BRUSSELS (Reuters) - Citizens of Kosovo will be able to travel freely within Europe’s borderless Schengen zone under a European Commission proposal after the tiny Balkan state introduced a series of reforms sought by Brussels.
The European Union had been wary about offering Kosovo a visa-free regime after large numbers of Kosovars sought asylum in the bloc in 2014 and 2015. But Kosovo has improved border controls, introduced biometric passports and agreed to the return of citizens not entitled to asylum in the EU.
Citizens of other Balkan countries - Albania, Bosnia, Macedonia, Montenegro and Serbia - have been able to travel without a visa in the Schengen zone since 2010. Turkey, Ukraine and Georgia are awaiting the green light for visa-free travel.

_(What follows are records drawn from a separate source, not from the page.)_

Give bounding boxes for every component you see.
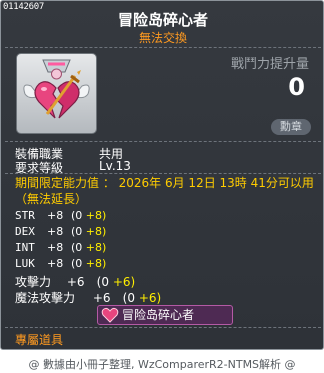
footer-credit: @ 數據由小冊子整理, WzComparerR2-NTMS解析 @ [28, 358, 296, 371]
attack-value: +6 [66, 275, 85, 289]
divider [5, 327, 321, 328]
stat-base: (0 [71, 257, 83, 270]
attack-row: 攻擊力 +6 (0 +6) [15, 273, 135, 290]
exclusive-label: 專屬道具 [15, 333, 64, 347]
magic-attack-base: (0 [122, 291, 135, 305]
stat-key: STR [15, 209, 35, 222]
divider [5, 141, 321, 142]
stat-key: INT [15, 241, 35, 254]
power-value: 0 [288, 73, 305, 101]
divider [5, 173, 321, 174]
power-label: 戰鬥力提升量 [230, 57, 309, 72]
attack-base: (0 [96, 275, 109, 289]
stat-bonus: +8) [85, 225, 107, 238]
set-item-name: 冒险岛碎心者 [122, 308, 195, 322]
stat-base: (0 [71, 225, 83, 238]
stat-bonus: +8) [85, 209, 107, 222]
stat-row-dex: DEX +8 (0 +8) [15, 225, 106, 238]
medal-button[interactable]: 勳章 [271, 119, 311, 135]
broken-heart-medal-icon [23, 59, 90, 119]
magic-attack-bonus: +6) [138, 291, 162, 305]
magic-attack-label: 魔法攻擊力 [15, 291, 76, 305]
stat-base: (0 [71, 209, 83, 222]
stat-value: +8 [47, 257, 64, 270]
stat-value: +8 [47, 241, 64, 254]
stat-bonus: +8) [85, 241, 107, 254]
level-value: Lv.13 [99, 159, 131, 173]
magic-attack-row: 魔法攻擊力 +6 (0 +6) [15, 289, 161, 306]
magic-attack-value: +6 [92, 291, 111, 305]
stat-row-str: STR +8 (0 +8) [15, 209, 106, 222]
stat-value: +8 [47, 225, 64, 238]
tradeability-text: 無法交換 [138, 31, 187, 45]
item-icon-frame [16, 53, 97, 134]
stat-key: LUK [15, 257, 35, 270]
stat-value: +8 [47, 209, 64, 222]
stat-bonus: +8) [85, 257, 107, 270]
stat-base: (0 [71, 241, 83, 254]
stat-key: DEX [15, 225, 35, 238]
item-name: 冒险岛碎心者 [117, 11, 208, 29]
stat-row-int: INT +8 (0 +8) [15, 241, 106, 254]
item-tooltip: 01142607 冒险岛碎心者 無法交換 戰鬥力提升量 0 勳章 裝備職業 共用… [0, 0, 324, 350]
stat-row-luk: LUK +8 (0 +8) [15, 257, 106, 270]
attack-bonus: +6) [112, 275, 136, 289]
divider [5, 47, 321, 48]
attack-label: 攻擊力 [15, 275, 52, 289]
period-text: 期間限定能力值 ： 2026年 6月 12日 13時 41分可以用（無法延長） [15, 176, 314, 206]
heart-icon [101, 307, 119, 323]
set-item-tag[interactable]: 冒险岛碎心者 [97, 305, 233, 325]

“Kosovo has made great progress,” Migration Commissioner Dimitris Avramopoulos told reporters on Wednesday, adding that he hoped national governments and the European Parliament would approve the proposal quickly.
Under the proposal, Kosovars with biometric passports would be able to enter the Schengen zone without a visa and stay for up to 90 days. The zone includes 22 of the 28 EU member states and several non-EU nations including Switzerland and Norway.

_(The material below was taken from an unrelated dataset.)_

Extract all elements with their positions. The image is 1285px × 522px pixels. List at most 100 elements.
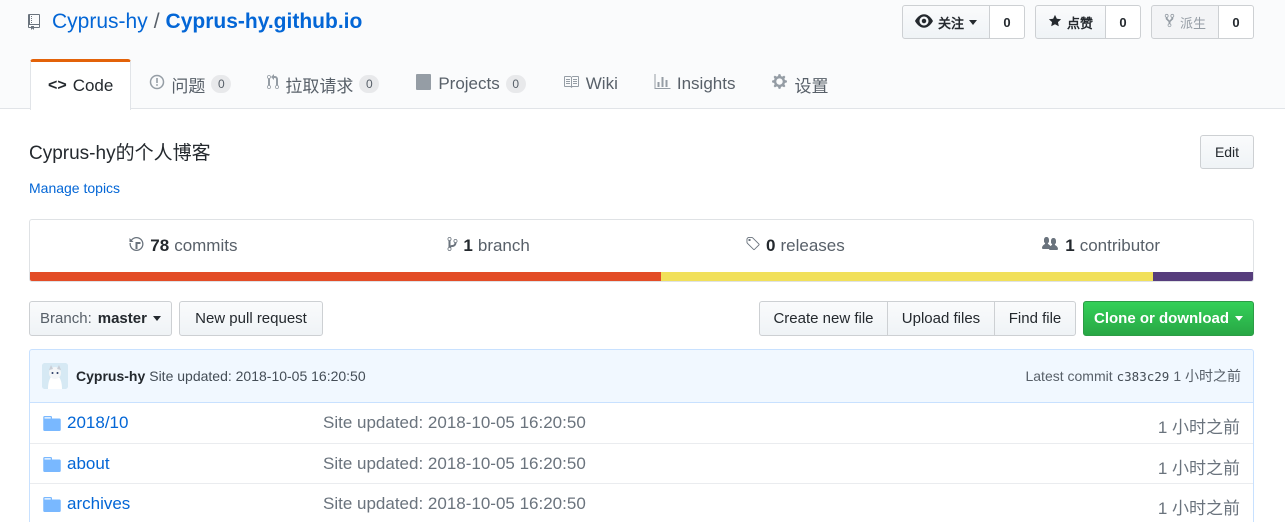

Kosovo, which has a population of 1.8 million, declared independence from Serbia in 2008 and is still not recognised by Belgrade. It has signed a trade and political pact with the EU but is still not recognised by five member states: Spain, Cyprus, Romania, Greece and Slovakia.

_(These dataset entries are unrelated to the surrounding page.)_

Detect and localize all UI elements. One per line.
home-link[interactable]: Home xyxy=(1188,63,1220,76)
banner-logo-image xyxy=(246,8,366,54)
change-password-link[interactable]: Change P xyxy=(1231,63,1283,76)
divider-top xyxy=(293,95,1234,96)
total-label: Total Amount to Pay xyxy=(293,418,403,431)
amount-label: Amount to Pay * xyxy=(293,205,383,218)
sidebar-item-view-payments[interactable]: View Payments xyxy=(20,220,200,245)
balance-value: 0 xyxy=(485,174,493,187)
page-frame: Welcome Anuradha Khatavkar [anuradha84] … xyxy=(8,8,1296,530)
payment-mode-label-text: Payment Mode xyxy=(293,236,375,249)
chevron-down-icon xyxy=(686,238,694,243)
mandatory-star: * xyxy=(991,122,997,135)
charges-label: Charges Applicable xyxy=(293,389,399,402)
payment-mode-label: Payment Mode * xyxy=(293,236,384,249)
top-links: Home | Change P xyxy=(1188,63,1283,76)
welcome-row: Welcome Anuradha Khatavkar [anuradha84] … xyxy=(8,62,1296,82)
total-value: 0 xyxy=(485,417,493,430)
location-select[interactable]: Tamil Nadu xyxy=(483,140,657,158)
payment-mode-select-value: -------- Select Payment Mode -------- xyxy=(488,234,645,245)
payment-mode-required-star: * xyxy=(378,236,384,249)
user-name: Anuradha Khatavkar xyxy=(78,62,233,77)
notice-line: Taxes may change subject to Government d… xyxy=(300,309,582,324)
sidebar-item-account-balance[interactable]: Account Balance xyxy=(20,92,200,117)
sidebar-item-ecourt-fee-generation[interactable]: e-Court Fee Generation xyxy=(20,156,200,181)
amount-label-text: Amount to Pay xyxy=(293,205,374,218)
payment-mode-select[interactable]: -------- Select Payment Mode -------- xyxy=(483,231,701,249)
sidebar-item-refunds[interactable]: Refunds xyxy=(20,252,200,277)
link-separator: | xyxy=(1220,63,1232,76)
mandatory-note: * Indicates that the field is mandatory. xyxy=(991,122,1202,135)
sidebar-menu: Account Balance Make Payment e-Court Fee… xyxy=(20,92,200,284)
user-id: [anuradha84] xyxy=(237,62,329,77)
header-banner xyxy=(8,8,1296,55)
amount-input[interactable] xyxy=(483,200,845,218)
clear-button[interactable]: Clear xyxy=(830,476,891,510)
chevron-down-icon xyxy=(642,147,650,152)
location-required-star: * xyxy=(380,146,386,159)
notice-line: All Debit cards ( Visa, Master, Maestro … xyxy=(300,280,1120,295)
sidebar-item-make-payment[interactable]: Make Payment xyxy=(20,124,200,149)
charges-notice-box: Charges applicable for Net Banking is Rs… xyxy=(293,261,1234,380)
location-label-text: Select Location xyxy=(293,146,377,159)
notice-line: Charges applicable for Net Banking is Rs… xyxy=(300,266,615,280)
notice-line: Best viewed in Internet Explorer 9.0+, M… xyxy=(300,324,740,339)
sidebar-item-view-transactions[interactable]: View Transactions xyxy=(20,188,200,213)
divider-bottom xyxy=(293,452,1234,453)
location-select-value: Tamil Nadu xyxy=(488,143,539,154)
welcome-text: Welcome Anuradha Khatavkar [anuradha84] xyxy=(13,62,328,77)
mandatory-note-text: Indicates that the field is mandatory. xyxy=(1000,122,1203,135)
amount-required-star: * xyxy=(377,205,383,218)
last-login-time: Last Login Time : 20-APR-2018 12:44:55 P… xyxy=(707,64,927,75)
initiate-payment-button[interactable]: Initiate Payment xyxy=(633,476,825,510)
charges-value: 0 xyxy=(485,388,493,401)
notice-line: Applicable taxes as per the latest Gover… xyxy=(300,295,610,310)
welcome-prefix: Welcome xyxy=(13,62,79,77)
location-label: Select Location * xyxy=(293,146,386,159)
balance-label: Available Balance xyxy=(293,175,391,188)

The EU Commission’s visa proposal was welcomed in Kosovo, where President Hashim Thaci posted a banner with the Kosovo flag on his Facebook page that read: “Goodbye Visa!”
“After decades of isolation there will be no more queues, no more rejections. When we work together there is no border that stops us,” Thaci said.
EU foreign policy chief Federica Mogherini will meet the leaders of Kosovo and address its parliament on Thursday, the Commission said in a statement.